Content Chunkers
The Druid KB Engine supports two types of content chunking (article extraction) methods: Basic and LLM. These options help define how content is divided into chunks for processing, allowing you to customize the level of detail processed from documents.
Basic Content Chunking
This method extracts articles in chunks of 512 tokens (approximately 2,000 characters).
Use this option for simple content processing when you do not require deep semantic understanding. It is ideal for smaller, less complex documents or when speed is a priority over nuanced content interpretation.
LLM Content Chunking
LLM chunking uses generative AI to perform smart content splitting, focusing on producing more meaningful and contextually relevant chunks. This approach leverages language models to identify and split key pieces of content, improving the relevance of each chunk.
Add new chunkers
To add a new chunker:
- Click Add new.
- Select the chunker type.
- Configure the chunker parameters (see details below).
- Click Save.
Chunker Parameters
The table below describes the Chunker parameters.

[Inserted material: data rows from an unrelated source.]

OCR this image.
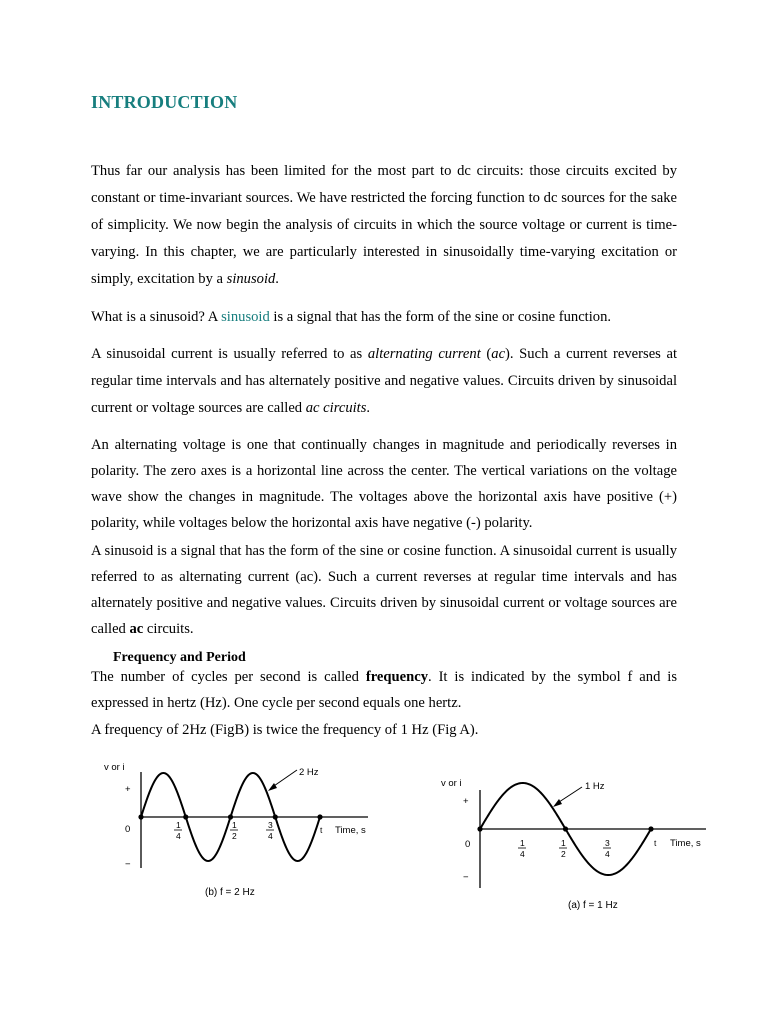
INTRODUCTION

Thus far our analysis has been limited for the most part to dc circuits: those circuits excited by constant or time-invariant sources. We have restricted the forcing function to dc sources for the sake of simplicity. We now begin the analysis of circuits in which the source voltage or current is time-varying. In this chapter, we are particularly interested in sinusoidally time-varying excitation or simply, excitation by a sinusoid.

What is a sinusoid? A sinusoid is a signal that has the form of the sine or cosine function.

A sinusoidal current is usually referred to as alternating current (ac). Such a current reverses at regular time intervals and has alternately positive and negative values. Circuits driven by sinusoidal current or voltage sources are called ac circuits.

An alternating voltage is one that continually changes in magnitude and periodically reverses in polarity. The zero axes is a horizontal line across the center. The vertical variations on the voltage wave show the changes in magnitude. The voltages above the horizontal axis have positive (+) polarity, while voltages below the horizontal axis have negative (-) polarity.

A sinusoid is a signal that has the form of the sine or cosine function. A sinusoidal current is usually referred to as alternating current (ac). Such a current reverses at regular time intervals and has alternately positive and negative values. Circuits driven by sinusoidal current or voltage sources are called ac circuits.

Frequency and Period

The number of cycles per second is called frequency. It is indicated by the symbol f and is expressed in hertz (Hz). One cycle per second equals one hertz.

A frequency of 2Hz (FigB) is twice the frequency of 1 Hz (Fig A).

v or i
+
0
−
1
4
1
2
3
4
t Time, s
2 Hz
(b) f = 2 Hz
v or i
+
0
−
1
4
1
2
3
4
t Time, s
1 Hz
(a) f = 1 Hz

| Parameter | Description |
|---|---|
| Caption |
The display name of the content chunker in the UI. Use a descriptive name to distinguish between multiple configurations. |
| Type |
Determines the chunking method:
|
| Generative Endpoint |
NOTE: Available for LLM chunkers only.
Select the generative endpoint the chunker will use to process content. The available options correspond to the endpoints configured in the Generative Endpoints section. |
| Max Tokens |
NOTE: Available for Basic chunkers only.
Defines the maximum number of tokens per chunk. Controls output length to prevent excessively large chunks Info: Max Tokens cannot exceed the remaining space in the Model Context Window Size after accounting for input tokens.
|
| Max Lines |
NOTE: Available for LLM chunkers only.
Limits the number of lines in each chunk, regardless of token count.. Structures the output into a fixed number of lines. This parameter is specific to the generative model being used. For optimal performance, you should adjust these values based on the capabilities of the selected generative endpoint. Info: If both Max Tokens (per request) (in the generative endpoint configuration) and Max Lines are set, the model generates up to Max Tokens (per request) but also stops at Max Lines — whichever limit is reached first.

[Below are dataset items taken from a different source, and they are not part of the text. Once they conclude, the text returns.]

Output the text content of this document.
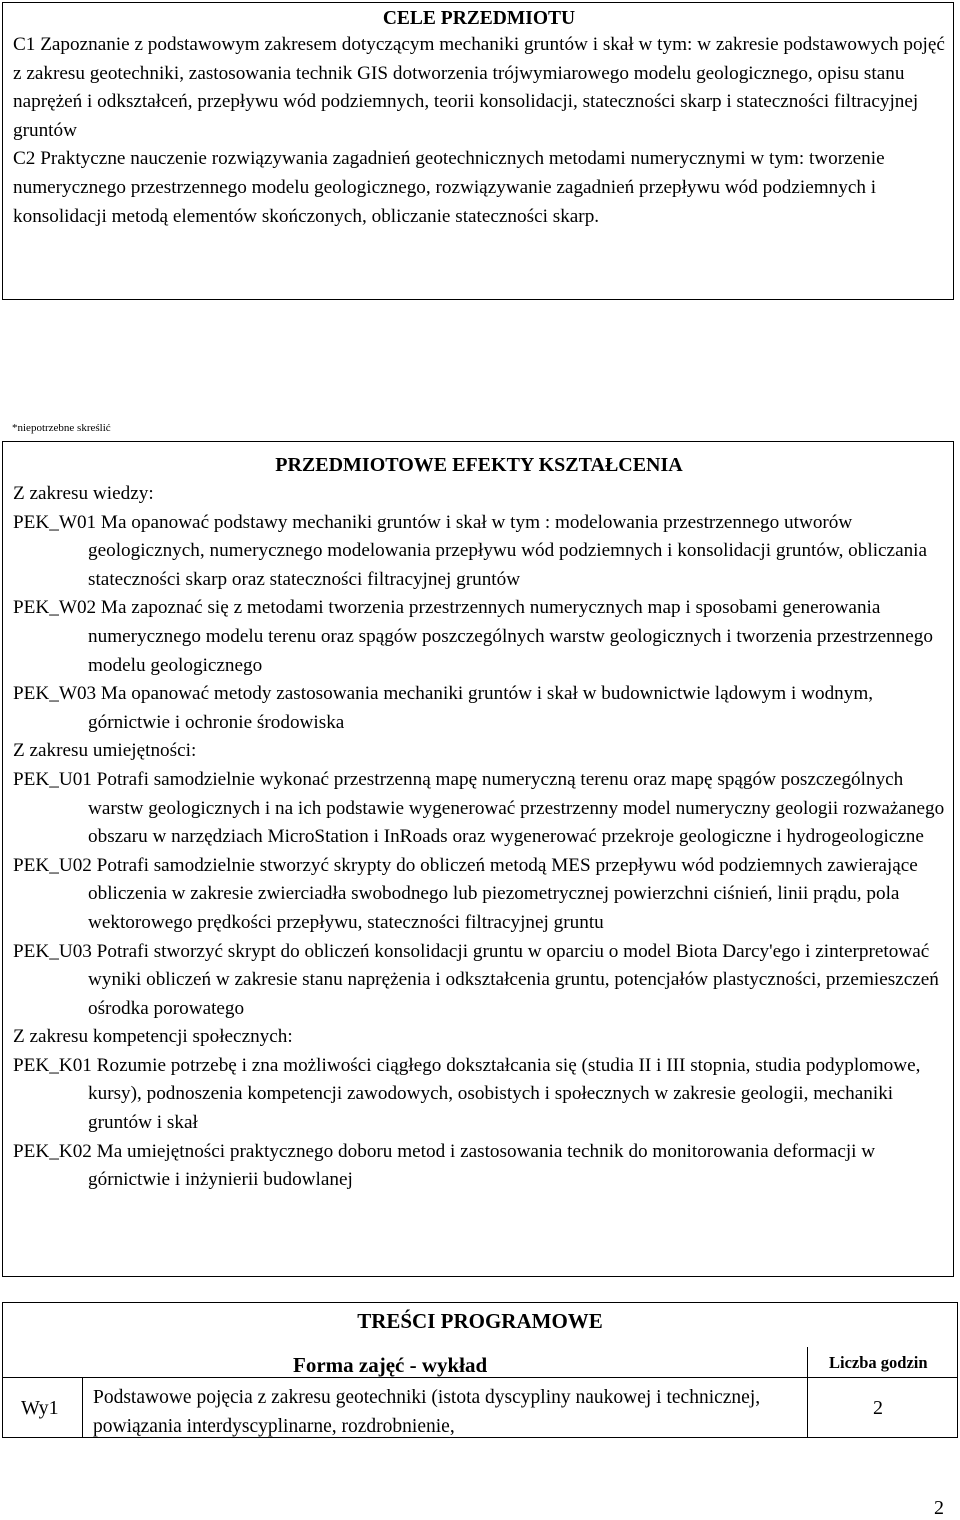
CELE PRZEDMIOTU

C1 Zapoznanie z podstawowym zakresem dotyczącym mechaniki gruntów i skał w tym: w zakresie podstawowych pojęć z zakresu geotechniki, zastosowania technik GIS dotworzenia trójwymiarowego modelu geologicznego, opisu stanu naprężeń i odkształceń, przepływu wód podziemnych, teorii konsolidacji, stateczności skarp i stateczności filtracyjnej gruntów

C2 Praktyczne nauczenie rozwiązywania zagadnień geotechnicznych metodami numerycznymi w tym: tworzenie numerycznego przestrzennego modelu geologicznego, rozwiązywanie zagadnień przepływu wód podziemnych i konsolidacji metodą elementów skończonych, obliczanie stateczności skarp.

*niepotrzebne skreślić
PRZEDMIOTOWE EFEKTY KSZTAŁCENIA

Z zakresu wiedzy:

PEK_W01 Ma opanować podstawy mechaniki gruntów i skał w tym : modelowania przestrzennego utworów geologicznych, numerycznego modelowania przepływu wód podziemnych i konsolidacji gruntów, obliczania stateczności skarp oraz stateczności filtracyjnej gruntów

PEK_W02 Ma zapoznać się z metodami tworzenia przestrzennych numerycznych map i sposobami generowania numerycznego modelu terenu oraz spągów poszczególnych warstw geologicznych i tworzenia przestrzennego modelu geologicznego

PEK_W03 Ma opanować metody zastosowania mechaniki gruntów i skał w budownictwie lądowym i wodnym, górnictwie i ochronie środowiska

Z zakresu umiejętności:

PEK_U01 Potrafi samodzielnie wykonać przestrzenną mapę numeryczną terenu oraz mapę spągów poszczególnych warstw geologicznych i na ich podstawie wygenerować przestrzenny model numeryczny geologii rozważanego obszaru w narzędziach MicroStation i InRoads oraz wygenerować przekroje geologiczne i hydrogeologiczne

PEK_U02 Potrafi samodzielnie stworzyć skrypty do obliczeń metodą MES przepływu wód podziemnych zawierające obliczenia w zakresie zwierciadła swobodnego lub piezometrycznej powierzchni ciśnień, linii prądu, pola wektorowego prędkości przepływu, stateczności filtracyjnej gruntu

PEK_U03 Potrafi stworzyć skrypt do obliczeń konsolidacji gruntu w oparciu o model Biota Darcy'ego i zinterpretować wyniki obliczeń w zakresie stanu naprężenia i odkształcenia gruntu, potencjałów plastyczności, przemieszczeń ośrodka porowatego

Z zakresu kompetencji społecznych:

PEK_K01 Rozumie potrzebę i zna możliwości ciągłego dokształcania się (studia II i III stopnia, studia podyplomowe, kursy), podnoszenia kompetencji zawodowych, osobistych i społecznych w zakresie geologii, mechaniki gruntów i skał

PEK_K02 Ma umiejętności praktycznego doboru metod i zastosowania technik do monitorowania deformacji w górnictwie i inżynierii budowlanej

TREŚCI PROGRAMOWE
Forma zajęć - wykład	Liczba godzin
Wy1 Podstawowe pojęcia z zakresu geotechniki (istota dyscypliny naukowej i technicznej, powiązania interdyscyplinarne, rozdrobnienie,
2
2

Example: If you use a model with a token limit of 4,096, you might set Max Tokens (per request) to 2,000 and Max Lines to 30 to ensure each chunk is appropriately sized. |
| Keep Table Structure |
This option, allows you to exclude tables from LLM chunking and process them with Druid’s proprietary chunking technology. Enabling this option is useful for maintaining the structure and readability of tables in the processed content, ensuring tables are handled more precisely than with LLM-based chunking. Info: If your documents include structured tables or data that need to be accurately retained, consider enabling this option for better results.
|
| Prompt |
NOTE: Available for LLM chunkers only.
Defines the instructions the model uses to interpret and process the chunking task. You can edit the prompt directly in the text field to customize how the LLM splits content. The default prompt ensures article/paragraph titles are always extracted in the same language as the source document. If you use a custom prompt, you can add the following rules manually:
Copy
|
Generated Elements
The Generated Elements section controls additional elements the LLM creates during the chunking process. While enabling these options may increase chunking execution time, they ensure higher quality matching at prediction time.
The following options are available:
| Parameter | Description |
|---|---|
| Generate summary |
Controls whether the LLM generates a summary for each document paragraph during the initial chunking process. NOTE: The Train generated summary option must be enabled under Advanced Settings > Embedding > Trainable Elements for generated summaries to be used in training sets.
|
| Generate split reasoning | Controls whether the LLM provides a logical explanation for content split decisions during the document processing phase. |
| No. of generated questions for train |
Defines the number of additional questions the LLM generates for training data to enhance model performance. NOTE: The Train generated questions option must be enabled under Advanced Settings > Embedding > Trainable Elements for generated questions to be used in training sets.
|
| No. of generated questions for evaluation | Defines the number of questions the LLM generates automatically for evaluation data purposes. |
To review the data generated by the LLM when any of these options are active, create a dedicated view and add it to a workspace.